By Jamey Dunn
Gov. Pat Quinn today weighed in on some issues potentially facing lawmakers this spring session. The governor had some positive comments about a possible gambling expansion but criticized Chicago Mayor Rahm Emanuel’s plan to address the underfunded pension systems for city workers.
Quinn has been viewed as the roadblock to long-proposed racetrack and casino gambling expansion in the state. While the governor signed off on allowing video poker in bars, truck stops and restaurants across Illinois as part of funding for the capitol construction plan, he has twice vetoed gambling expansions for casinos and horse-racing tracks that have been sent to his desk. But he told reporters in Chicago today that he thinks some progress has been made on the topic.
He said that he would not support any gambling expansion unless it has strong ethics rules and oversight from the Illinois Gaming Board. A proposed Chicago casino, which would be owned by the city, has been the target of Quinn’s scrutiny. He says he backs the idea, but so far has not liked the way lawmakers have proposed structuring the oversight of a city casino. “You’ve got to have strong ethical standards, and I think they need to be enforced, and it has to be done by the independent Illinois Gaming Board,” Quinn said today. “I think we have kind of ironed that out. I think we’re on the right path.” The governor has also said in the past that he would not support an expansion unless the revenues went to fund education.
Quinn said he is willing to meet with those supporting an expansion bill and then said he thinks the “issue could come up this year.”
The governor had less than positive things to say about Emanuel’s proposal to reduce the city’s $19.5 billion unfunded liability for its workers pensions. The plan would ask employees to pay a larger portion toward their retirement benefits and reduce their annual cost of living adjustments. The city would also increase local property taxes to bring in an additional $50 million per year for five years beginning in 2016. Pensions for police, firefighters and teachers are not included in the plan. If those systems are added in, the city’s unfunded liability is more than $29 billion.
House Speaker Michael Madigan is sponsoring the measure, which passed in committee but failed to make it to a floor vote last week.
As part of his budget proposal for next fiscal year, Quinn pitched a plan to offer property tax relief to many homeowners while extending the current income tax rates. Today, Quinn said he was not impressed by the mayor’s proposal. “I wouldn’t call a bill; I would call it a sketch. It kept changing by the hour,” he said.

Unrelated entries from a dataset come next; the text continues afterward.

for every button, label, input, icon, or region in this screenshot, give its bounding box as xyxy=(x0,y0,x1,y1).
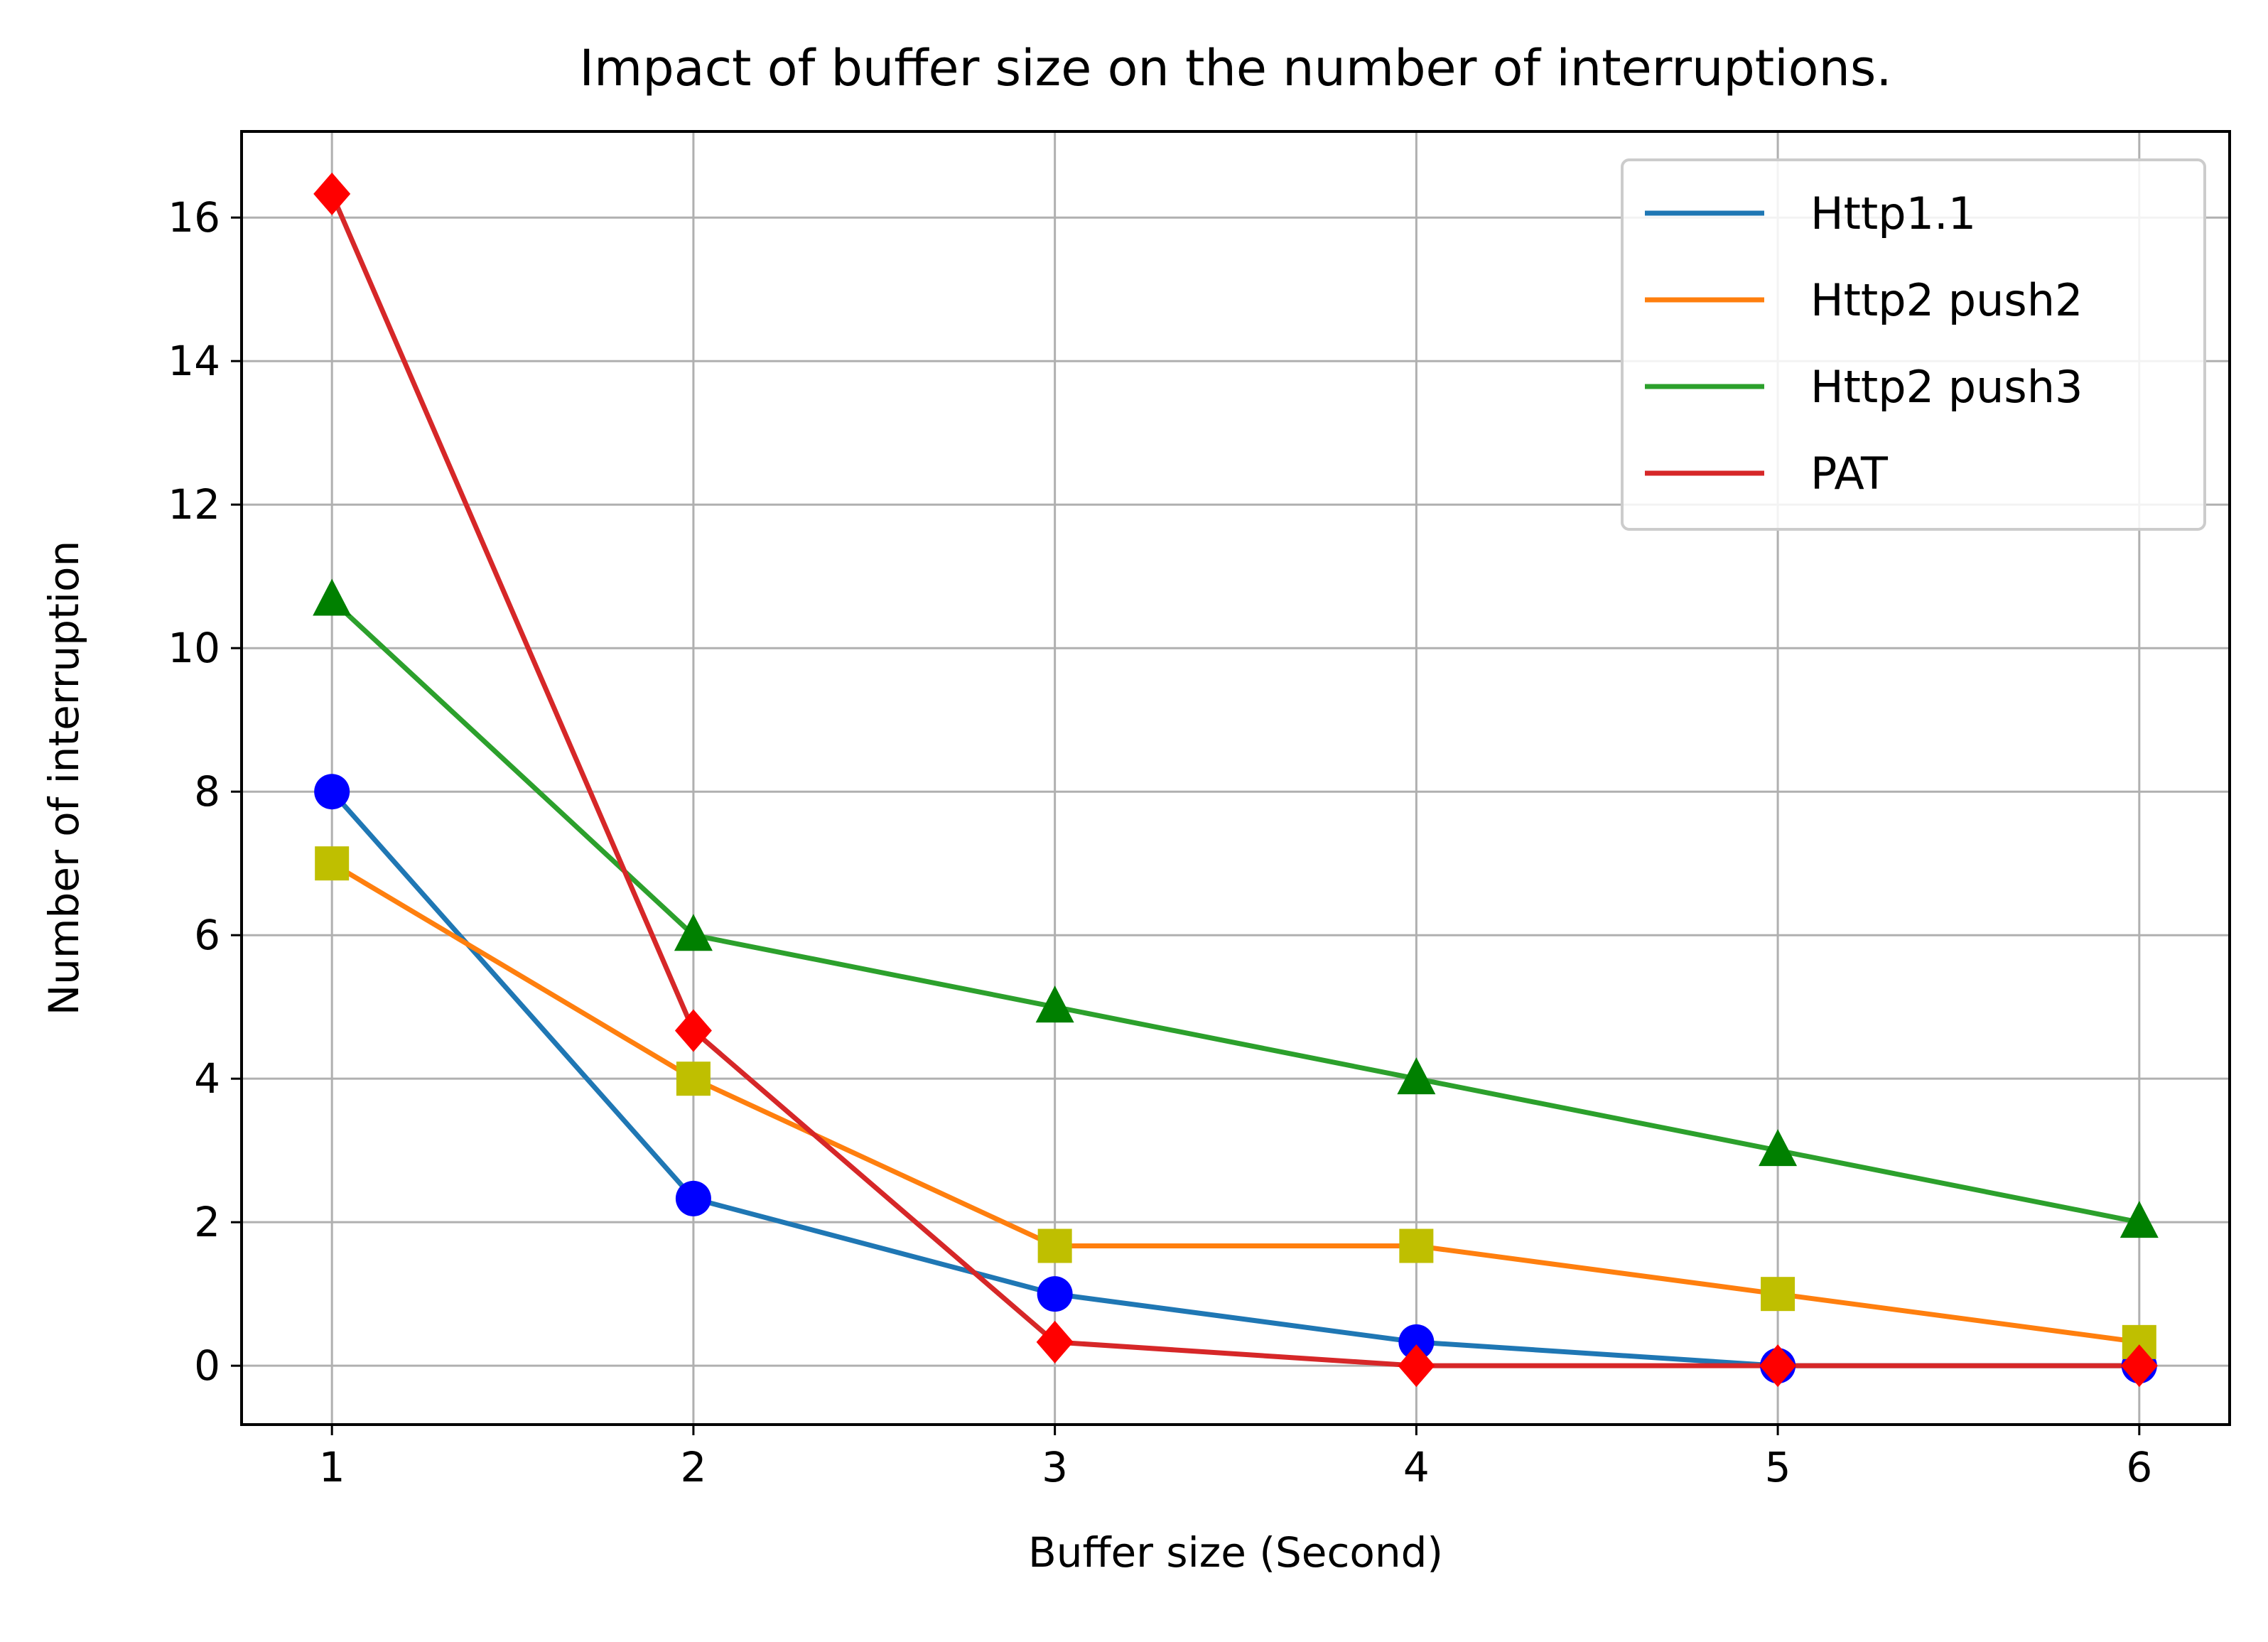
data-point-http2-push3 xyxy=(1397,1057,1436,1095)
data-point-http2-push3 xyxy=(674,914,713,951)
series-line-http2-push2 xyxy=(329,860,2142,1345)
series-markers xyxy=(313,172,2159,1388)
data-point-http2-push3 xyxy=(2120,1201,2159,1238)
y-tick-label: 0 xyxy=(194,1341,220,1390)
plot-frame xyxy=(240,130,2231,1426)
series-line-pat xyxy=(329,191,2142,1368)
y-tick-label: 2 xyxy=(194,1198,220,1246)
data-point-pat xyxy=(313,172,351,215)
data-point-pat xyxy=(674,1009,712,1052)
data-point-pat xyxy=(2120,1344,2158,1388)
series-line-http2-push3 xyxy=(329,598,2142,1225)
data-point-http1-1 xyxy=(314,774,350,810)
legend-label-http2-push3: Http2 push3 xyxy=(1810,361,2083,413)
data-point-http1-1 xyxy=(675,1180,711,1216)
legend-box xyxy=(1621,158,2206,531)
y-tick-label: 12 xyxy=(168,480,220,529)
data-point-pat xyxy=(1036,1320,1074,1363)
data-point-http2-push2 xyxy=(315,846,350,881)
x-tick-label: 5 xyxy=(1765,1443,1791,1491)
data-point-http2-push3 xyxy=(1759,1129,1798,1167)
data-point-http2-push3 xyxy=(313,578,352,616)
grid xyxy=(242,131,2230,1425)
x-tick-label: 3 xyxy=(1042,1443,1068,1491)
y-tick-label: 8 xyxy=(194,767,220,816)
data-point-http2-push2 xyxy=(1761,1277,1796,1312)
data-point-http1-1 xyxy=(1398,1324,1435,1360)
data-point-pat xyxy=(1759,1344,1797,1388)
y-tick-label: 6 xyxy=(194,911,220,959)
legend: Http1.1 Http2 push2 Http2 push3 PAT xyxy=(1621,158,2206,531)
y-tick-label: 10 xyxy=(168,624,220,672)
y-tick-label: 16 xyxy=(168,193,220,242)
legend-label-http2-push2: Http2 push2 xyxy=(1810,274,2083,326)
data-point-http1-1 xyxy=(1037,1276,1073,1312)
data-point-http2-push2 xyxy=(1399,1228,1434,1263)
x-tick-label: 6 xyxy=(2126,1443,2152,1491)
chart-title: Impact of buffer size on the number of i… xyxy=(579,39,1891,97)
series-lines xyxy=(329,191,2142,1368)
y-tick-label: 4 xyxy=(194,1054,220,1103)
x-tick-label: 2 xyxy=(680,1443,706,1491)
y-tick-label: 14 xyxy=(168,337,220,385)
x-tick-label: 4 xyxy=(1403,1443,1430,1491)
legend-label-pat: PAT xyxy=(1810,448,1889,499)
legend-label-http1-1: Http1.1 xyxy=(1810,188,1976,239)
x-axis-label: Buffer size (Second) xyxy=(1028,1528,1443,1577)
x-tick-label: 1 xyxy=(319,1443,345,1491)
data-point-http2-push2 xyxy=(1037,1228,1072,1263)
y-axis-label: Number of interruption xyxy=(40,541,88,1015)
data-point-http2-push2 xyxy=(676,1062,711,1096)
data-point-http2-push3 xyxy=(1035,985,1074,1023)
data-point-pat xyxy=(1398,1344,1435,1388)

Quinn said he wants to see a “comprehensive” proposal to address the shortfall in the city’s pension systems, but he would not offer specifics. “If they think they’re just going to gouge property taxpayers, no can do. We’re not going to go that way,” he said. “Chicago has to address its own situation with respect to pension reform, but I think they need to be a whole lot more creative than I have seen so far.”

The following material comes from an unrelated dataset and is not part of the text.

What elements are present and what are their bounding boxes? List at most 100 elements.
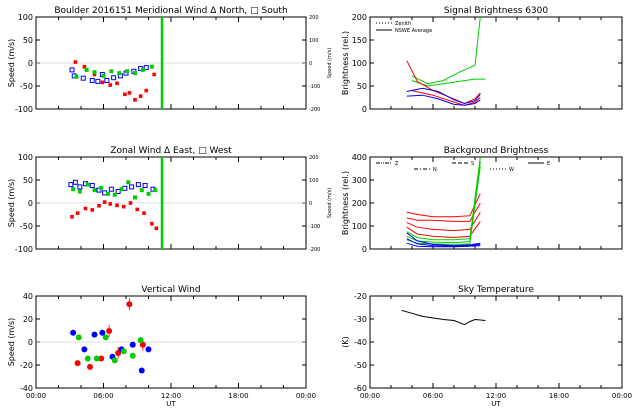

Emanuel has pitched the concept as a hard-fought compromise worked out with unions. However, some labor groups do not support the bill. “We finally have a model that brings both reform and revenue together,” Emanuel told reporters at a different Chicago news conference today. “It was never anyone’s intention to have Springfield deal with that. That’s our responsibility. But I do believe, to actually give the 61,000 workers and retirees the certainty they deserve, you need reform and revenue. And we’ll deal with our responsibility.” The city’s pensions are governed by state law, so the General Assembly must approve any change. However, the city can increase the property tax on its own. A major sticking point in getting the bill passed is whether the increase will be included in the legislation. State lawmakers do not want to take the hit for a tax increase they believe should be approved at the local level. But unions want the security of knowing that the revenue would come with the benefit reductions instead of counting on city officials to approve the tax increase after their members’ benefits have already been cut.